According to experts, emotional competence is grounded in emotional intelligence, which apparently influences our potential for learning practical emotional competencies, and developing the emotional literacy necessary for quality of life, satisfaction and overall happiness.
These skills are said to include the development of self-awareness, social awareness and relational awareness as well as self, social and relational management. When we fail to teach children that they are unique individuals capable of achieving anything they set their minds on while keeping their dignity and integrity intact, then we curtail their potential and force them to fit into the one-size-fits-all box.
When we fail to teach them young that love does not equal sex, or that good academic grades do not necessarily guarantee personal fulfilment, then they grow up with distorted world views that impact negatively on their future, and the future of their children.
My conclusion to the condoms-for-schools debate is that the best gift we can give to future generations, especially women, is emotional competence. This conclusion was firmed up when I read a story last week that implied the winners of a beauty pageant may have traded "sexual favours" for their crowns.

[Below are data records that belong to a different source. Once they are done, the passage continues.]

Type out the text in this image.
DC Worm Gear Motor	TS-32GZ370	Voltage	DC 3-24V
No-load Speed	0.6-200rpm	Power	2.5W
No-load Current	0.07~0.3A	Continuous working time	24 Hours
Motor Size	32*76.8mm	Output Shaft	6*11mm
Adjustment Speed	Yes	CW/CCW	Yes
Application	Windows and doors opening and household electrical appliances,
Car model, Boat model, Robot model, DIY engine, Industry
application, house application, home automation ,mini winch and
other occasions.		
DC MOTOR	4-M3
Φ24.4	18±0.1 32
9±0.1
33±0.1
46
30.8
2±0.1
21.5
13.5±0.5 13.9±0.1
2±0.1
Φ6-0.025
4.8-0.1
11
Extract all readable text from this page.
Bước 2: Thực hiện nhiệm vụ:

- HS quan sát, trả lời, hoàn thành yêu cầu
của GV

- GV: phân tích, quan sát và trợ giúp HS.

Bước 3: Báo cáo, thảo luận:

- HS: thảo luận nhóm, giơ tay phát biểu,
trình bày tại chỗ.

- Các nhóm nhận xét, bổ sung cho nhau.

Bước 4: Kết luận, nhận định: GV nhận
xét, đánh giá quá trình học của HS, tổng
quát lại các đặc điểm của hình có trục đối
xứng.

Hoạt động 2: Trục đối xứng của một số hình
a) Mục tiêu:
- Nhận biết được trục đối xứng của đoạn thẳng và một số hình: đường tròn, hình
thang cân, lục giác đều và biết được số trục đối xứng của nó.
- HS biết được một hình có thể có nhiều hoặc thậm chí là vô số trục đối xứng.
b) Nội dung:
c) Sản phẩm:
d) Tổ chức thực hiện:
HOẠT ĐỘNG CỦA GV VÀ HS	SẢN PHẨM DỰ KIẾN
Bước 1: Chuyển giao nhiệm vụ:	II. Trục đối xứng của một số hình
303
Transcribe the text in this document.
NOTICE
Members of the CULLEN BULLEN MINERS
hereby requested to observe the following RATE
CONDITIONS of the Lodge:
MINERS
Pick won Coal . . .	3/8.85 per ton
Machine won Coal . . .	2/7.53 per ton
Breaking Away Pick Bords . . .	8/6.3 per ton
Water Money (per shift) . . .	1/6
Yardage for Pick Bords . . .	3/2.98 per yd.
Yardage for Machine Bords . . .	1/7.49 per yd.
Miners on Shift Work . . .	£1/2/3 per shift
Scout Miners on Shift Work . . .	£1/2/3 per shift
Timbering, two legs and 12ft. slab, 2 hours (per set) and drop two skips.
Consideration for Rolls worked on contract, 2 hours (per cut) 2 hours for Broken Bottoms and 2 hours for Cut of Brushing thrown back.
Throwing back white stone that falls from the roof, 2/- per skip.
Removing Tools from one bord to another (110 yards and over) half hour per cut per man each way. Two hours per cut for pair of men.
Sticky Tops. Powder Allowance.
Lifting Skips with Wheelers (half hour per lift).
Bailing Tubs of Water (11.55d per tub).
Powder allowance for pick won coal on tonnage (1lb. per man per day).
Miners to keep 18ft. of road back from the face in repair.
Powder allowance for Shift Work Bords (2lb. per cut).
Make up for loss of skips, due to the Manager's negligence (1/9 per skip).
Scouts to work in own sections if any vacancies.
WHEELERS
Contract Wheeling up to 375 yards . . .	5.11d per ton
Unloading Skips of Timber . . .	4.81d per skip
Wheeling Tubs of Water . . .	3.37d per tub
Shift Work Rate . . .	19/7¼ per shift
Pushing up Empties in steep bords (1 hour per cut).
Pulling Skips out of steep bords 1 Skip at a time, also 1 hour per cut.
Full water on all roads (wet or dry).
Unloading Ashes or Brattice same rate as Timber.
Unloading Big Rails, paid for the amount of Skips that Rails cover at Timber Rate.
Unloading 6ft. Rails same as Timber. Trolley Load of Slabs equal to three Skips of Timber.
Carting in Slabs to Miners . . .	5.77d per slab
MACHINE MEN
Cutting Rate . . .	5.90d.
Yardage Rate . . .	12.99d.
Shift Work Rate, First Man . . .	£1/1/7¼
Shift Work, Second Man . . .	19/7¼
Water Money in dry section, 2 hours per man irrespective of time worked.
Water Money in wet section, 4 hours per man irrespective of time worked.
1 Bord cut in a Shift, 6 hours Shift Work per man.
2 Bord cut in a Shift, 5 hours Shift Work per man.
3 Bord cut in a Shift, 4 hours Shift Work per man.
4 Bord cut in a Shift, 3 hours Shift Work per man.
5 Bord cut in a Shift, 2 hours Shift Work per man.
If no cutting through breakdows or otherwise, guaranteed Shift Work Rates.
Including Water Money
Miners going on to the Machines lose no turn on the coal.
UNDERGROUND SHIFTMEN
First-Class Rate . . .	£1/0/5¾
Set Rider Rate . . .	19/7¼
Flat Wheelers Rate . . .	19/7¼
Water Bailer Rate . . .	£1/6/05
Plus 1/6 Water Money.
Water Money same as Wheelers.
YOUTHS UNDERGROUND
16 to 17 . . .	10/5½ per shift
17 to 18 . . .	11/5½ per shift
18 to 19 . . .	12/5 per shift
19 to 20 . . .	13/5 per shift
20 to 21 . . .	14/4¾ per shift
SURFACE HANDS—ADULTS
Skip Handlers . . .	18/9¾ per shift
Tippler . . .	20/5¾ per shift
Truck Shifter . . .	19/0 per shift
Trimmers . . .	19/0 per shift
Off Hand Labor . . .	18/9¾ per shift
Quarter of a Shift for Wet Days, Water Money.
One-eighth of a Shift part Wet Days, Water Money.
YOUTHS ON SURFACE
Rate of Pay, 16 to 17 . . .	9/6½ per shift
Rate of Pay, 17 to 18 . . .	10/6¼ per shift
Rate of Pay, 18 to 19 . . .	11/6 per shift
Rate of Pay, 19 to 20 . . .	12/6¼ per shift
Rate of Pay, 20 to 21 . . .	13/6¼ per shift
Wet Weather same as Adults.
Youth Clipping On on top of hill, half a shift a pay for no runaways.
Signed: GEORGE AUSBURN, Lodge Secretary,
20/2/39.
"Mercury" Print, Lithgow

When you allow yourself to believe you are desperate, there is no low you will not stoop to. A boy lacking in emotional competence may think nothing of buying answers to an exam before he sits for it. Likewise, an emotionally incompetent girl is very likely to believe the only way to make friends, or pass an exam (or win a beauty pageant) is through sex.
Emotional competence allows people to gain a sense of self-worth and recognise that they are valuable members of society. If only more people would appreciate the importance of self-awareness – then the education system would be made more relevant and the likes of Njoki, Tegla and Tabitha would be joined by legions of Kenyan women making it happen every day.